会場に入ってまず驚いたのは,お客様が多くしかも若者が多かったことです。中高生の子どもを連れた家族,赤ちゃんを抱いたご夫婦もけっこういました。普段私が行く演奏会とは客層が違い,しかもほぼ満席!マスメディアにほとんど登場しない明和電機ですからお客さんはそう多くないと私は思い込んでいました。社長(演奏者)のトークや近くのお客さんの言葉から,実は youtube などのメディアでけっこう知られていたようだということがわかりました。私は youtube をあまり利用しないもですから…。

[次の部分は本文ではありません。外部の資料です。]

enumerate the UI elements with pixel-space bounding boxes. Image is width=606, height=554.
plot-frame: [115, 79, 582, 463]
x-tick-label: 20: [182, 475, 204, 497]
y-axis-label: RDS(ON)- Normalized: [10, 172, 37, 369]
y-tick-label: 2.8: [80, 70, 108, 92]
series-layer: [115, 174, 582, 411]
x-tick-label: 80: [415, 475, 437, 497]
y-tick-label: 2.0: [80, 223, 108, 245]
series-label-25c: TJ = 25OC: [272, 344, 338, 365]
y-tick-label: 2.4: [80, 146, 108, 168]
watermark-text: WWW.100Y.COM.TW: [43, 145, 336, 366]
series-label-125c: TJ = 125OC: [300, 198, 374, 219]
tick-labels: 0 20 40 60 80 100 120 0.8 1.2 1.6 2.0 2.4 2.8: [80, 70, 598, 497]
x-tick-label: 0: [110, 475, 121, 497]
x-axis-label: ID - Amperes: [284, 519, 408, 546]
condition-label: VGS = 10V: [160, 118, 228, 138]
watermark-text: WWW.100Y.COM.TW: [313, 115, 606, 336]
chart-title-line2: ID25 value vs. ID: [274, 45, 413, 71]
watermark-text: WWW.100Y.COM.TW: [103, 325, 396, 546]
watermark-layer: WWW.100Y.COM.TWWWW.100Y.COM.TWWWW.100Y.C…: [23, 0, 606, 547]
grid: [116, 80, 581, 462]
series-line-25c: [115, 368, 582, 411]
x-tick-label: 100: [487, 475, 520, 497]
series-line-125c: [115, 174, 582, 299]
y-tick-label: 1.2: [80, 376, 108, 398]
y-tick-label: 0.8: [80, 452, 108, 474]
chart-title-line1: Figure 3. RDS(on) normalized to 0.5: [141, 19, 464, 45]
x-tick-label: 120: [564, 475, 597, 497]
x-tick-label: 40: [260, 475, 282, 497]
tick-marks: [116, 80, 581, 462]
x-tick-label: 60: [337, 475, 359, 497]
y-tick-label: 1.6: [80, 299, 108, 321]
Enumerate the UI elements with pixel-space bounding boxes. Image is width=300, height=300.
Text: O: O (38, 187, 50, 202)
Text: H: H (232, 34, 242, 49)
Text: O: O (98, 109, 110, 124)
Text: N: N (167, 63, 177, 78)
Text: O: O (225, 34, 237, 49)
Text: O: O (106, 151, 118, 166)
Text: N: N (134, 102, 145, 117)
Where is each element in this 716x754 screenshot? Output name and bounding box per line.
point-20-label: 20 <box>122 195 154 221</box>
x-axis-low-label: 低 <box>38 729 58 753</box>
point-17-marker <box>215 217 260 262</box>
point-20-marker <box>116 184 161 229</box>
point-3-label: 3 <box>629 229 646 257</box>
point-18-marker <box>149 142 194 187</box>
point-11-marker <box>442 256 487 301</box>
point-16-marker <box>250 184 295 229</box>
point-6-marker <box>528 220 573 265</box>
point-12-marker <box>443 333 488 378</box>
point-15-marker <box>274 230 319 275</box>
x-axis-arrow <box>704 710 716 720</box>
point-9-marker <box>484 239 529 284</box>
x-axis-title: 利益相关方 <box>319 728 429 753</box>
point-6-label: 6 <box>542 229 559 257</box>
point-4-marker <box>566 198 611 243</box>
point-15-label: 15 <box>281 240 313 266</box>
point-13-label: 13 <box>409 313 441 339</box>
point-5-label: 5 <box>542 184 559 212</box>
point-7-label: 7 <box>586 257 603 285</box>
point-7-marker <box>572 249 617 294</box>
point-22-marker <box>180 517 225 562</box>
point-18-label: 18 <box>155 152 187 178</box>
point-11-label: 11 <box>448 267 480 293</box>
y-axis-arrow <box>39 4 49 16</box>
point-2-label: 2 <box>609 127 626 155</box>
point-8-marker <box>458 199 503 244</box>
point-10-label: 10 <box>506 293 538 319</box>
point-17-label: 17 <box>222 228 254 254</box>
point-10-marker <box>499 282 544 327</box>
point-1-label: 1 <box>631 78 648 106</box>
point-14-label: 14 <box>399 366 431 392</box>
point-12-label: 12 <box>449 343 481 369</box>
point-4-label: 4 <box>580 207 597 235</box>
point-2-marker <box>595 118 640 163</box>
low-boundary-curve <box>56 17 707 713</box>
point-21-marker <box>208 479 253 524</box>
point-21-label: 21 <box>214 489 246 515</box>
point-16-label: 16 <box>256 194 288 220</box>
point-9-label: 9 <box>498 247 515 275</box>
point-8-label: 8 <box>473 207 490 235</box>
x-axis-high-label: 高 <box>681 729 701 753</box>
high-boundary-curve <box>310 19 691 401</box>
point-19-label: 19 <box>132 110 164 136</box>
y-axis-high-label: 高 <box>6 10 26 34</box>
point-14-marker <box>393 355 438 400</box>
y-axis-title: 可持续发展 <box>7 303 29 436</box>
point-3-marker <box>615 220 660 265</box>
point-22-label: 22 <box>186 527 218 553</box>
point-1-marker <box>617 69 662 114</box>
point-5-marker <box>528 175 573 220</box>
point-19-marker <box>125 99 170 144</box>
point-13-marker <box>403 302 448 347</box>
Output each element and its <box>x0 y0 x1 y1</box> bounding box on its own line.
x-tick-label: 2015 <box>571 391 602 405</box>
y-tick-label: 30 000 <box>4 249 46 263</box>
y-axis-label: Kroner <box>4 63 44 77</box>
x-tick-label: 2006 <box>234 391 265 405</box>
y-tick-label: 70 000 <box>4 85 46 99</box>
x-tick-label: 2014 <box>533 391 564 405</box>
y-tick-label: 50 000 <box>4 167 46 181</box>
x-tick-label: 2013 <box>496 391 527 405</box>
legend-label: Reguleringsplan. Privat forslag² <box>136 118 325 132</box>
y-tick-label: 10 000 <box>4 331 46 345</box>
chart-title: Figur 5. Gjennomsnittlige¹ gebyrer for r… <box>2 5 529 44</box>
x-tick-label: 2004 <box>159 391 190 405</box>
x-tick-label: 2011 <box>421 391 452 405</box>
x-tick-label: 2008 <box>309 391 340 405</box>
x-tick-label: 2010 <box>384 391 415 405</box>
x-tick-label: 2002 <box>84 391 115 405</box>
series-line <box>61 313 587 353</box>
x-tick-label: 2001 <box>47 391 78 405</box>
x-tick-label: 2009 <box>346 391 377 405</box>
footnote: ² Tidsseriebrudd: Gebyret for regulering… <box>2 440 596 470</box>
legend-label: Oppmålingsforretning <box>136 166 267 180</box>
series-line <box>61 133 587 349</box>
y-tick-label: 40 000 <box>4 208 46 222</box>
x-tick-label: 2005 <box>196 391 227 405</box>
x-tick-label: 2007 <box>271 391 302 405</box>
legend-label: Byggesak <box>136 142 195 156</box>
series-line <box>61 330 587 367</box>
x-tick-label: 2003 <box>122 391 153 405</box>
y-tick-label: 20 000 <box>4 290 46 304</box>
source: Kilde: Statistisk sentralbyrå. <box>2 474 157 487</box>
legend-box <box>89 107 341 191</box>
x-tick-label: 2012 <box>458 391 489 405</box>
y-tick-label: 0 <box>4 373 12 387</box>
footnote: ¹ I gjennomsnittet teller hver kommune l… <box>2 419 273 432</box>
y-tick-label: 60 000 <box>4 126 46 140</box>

開演直後に社長から「演奏中の写真撮影,動画撮影はOKです。拡散してください」との言葉があったのですが,この感覚もネット・メディアをよく知っているんだなぁと思いました。そこで,写真や動画をたくさん撮ってきました。というのも明和電機の「音楽」あるいは「楽器」はそのライブ性に特徴があり,楽器の様子まで一緒に見ないと音楽(やコンセプト)が理解できないと思うからです。電気を使って演奏するのですが,「音は生」なのです。仕組みは,コンピュータを使ってMIDI信号を操作し,それで100Vの電気信号を操作して(叩いたり弾いたり吹き込んだりして)フィジカルな楽器から音を発するのです(発音が小さいのでPAを通しはしますが)。ですからコンピュータ制御でありながら音源は生,それをバックに社長がマイクを持って歌うので「生演奏」と言えなくもありません。しかし演奏がうまいとかいいとかいうのではなく(もちろん社長のリズム感や歌はなかなかのものでしたが),意識はほぼ楽器(製品?)のほうに向いています。
今回お披露目の新製品は「UMEBOX」で,社長のひとりツアーで持ち運べるようにコンパクトにまとめられる楽器です。ステージ上には4体+αとなって登場していました。そしてなんと,舞台の撤収,つまり楽器をコンパクトにまとめて片付けるところまで(アンコール後の)ショーとして見せてくれました。
音楽そのものも社長曰く「AIには作れない音楽を」とのことでナンセンスで非効率的なところもあり,でもそこに人間の手仕事や肉体を感じられるものでした。フィジカルな物づくりを知っている昭和世代の私はこのコンセプトも含めてハマりました。「生演奏」とそのアイディアやそれを実現する手仕事をおおいに楽しみました!